Cadasta’s perspective is grounded in implementation. Technology alone does not create impact. Impact depends on reliable data, interoperable platforms, and the local capacity to use and sustain it.

In her remarks, Amy will draw on Cadasta’s experience working with partners across more than 50 countries to highlight what’s often missing from “tech for good” conversations, including the importance of community-controlled data, the need for infrastructure that connects to formal government systems, and the long-term investment required to ensure tools remain useful beyond a single project cycle. Together, these elements build a foundation that allows technology to deliver real, lasting outcomes.

Doing the Internal Work that Matters

Over the past year, Cadasta has also taken a closer look at its own role. Through an eight-week process using the Fundable & Findable framework developed by Kevin L. Brown, we worked to clarify how we show up in a changing funding landscape. 

This process was more than just a messaging exercise. It was about getting sharper on where we add value and making sure that’s clear to the people who need to understand it.
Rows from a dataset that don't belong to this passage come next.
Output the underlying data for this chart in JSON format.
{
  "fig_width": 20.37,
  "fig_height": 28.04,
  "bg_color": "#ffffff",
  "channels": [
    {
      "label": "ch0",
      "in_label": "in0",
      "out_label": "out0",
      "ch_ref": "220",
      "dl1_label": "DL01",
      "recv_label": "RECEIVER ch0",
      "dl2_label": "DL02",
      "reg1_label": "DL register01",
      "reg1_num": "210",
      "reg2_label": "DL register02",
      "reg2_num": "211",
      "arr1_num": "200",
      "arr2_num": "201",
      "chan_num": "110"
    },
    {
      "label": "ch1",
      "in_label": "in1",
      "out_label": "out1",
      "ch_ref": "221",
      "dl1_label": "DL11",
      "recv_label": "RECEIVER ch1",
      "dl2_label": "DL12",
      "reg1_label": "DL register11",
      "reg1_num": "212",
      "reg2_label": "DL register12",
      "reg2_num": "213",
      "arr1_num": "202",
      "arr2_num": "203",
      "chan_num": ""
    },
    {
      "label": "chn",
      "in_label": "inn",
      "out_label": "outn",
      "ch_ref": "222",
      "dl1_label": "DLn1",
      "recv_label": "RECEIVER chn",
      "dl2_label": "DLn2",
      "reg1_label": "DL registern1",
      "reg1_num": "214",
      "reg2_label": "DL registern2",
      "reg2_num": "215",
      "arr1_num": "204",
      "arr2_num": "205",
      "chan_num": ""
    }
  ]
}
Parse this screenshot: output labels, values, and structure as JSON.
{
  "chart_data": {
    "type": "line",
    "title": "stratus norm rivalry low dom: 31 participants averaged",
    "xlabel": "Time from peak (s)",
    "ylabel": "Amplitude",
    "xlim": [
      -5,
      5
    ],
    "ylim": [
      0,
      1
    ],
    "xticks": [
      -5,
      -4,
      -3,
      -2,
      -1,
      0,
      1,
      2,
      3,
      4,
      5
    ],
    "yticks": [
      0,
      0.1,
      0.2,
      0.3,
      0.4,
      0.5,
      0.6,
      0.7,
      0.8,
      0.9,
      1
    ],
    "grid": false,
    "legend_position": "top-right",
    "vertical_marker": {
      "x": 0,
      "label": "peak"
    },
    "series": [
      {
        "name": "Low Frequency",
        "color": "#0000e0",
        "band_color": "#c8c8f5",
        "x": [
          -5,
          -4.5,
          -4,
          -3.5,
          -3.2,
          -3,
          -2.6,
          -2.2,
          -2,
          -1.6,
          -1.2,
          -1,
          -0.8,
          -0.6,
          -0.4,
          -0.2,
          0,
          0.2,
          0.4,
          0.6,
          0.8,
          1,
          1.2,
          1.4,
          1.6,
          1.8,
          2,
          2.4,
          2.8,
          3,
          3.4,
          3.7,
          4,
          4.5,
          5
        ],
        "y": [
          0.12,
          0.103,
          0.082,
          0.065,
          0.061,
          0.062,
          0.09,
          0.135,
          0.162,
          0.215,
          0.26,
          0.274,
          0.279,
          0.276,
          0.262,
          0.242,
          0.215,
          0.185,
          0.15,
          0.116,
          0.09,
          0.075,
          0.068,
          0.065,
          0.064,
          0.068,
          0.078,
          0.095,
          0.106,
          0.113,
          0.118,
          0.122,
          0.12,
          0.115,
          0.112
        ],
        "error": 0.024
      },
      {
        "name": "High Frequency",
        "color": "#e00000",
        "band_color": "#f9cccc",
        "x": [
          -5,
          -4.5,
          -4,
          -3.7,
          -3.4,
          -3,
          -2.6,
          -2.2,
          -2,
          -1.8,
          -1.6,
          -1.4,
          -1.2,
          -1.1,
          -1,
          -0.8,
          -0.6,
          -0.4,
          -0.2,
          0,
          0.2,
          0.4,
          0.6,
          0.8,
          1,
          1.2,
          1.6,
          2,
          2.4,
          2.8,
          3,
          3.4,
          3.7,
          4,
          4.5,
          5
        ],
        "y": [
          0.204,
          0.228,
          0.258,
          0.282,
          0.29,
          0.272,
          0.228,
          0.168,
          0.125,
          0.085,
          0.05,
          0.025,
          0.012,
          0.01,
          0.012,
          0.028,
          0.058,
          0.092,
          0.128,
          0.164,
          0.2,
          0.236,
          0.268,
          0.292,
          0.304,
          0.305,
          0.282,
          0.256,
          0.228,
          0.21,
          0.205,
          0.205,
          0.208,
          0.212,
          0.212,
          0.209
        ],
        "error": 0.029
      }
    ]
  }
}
Why Fund Cadasta? 

Kevin L. Brown will also be participating in this year’s Forum, contributing to conversations on what it takes for organizations to be both fundable and findable in a rapidly shifting ecosystem. 

Cadasta’s work sits squarely in that space, bridging community-led data, technical infrastructure, and institutional systems to support long-term impact. 

Join the Conversation

The Forum is open globally through virtual access, with livestreams running April 21-24, 2026. 

We encourage our partners and community to engage, particularly in sessions focused on funding, infrastructure, and systems change. 

The takeaway from this moment is clear: the organizations that endure will not be the ones with the best ideas; they will be the ones building systems that make those ideas possible and sustainable.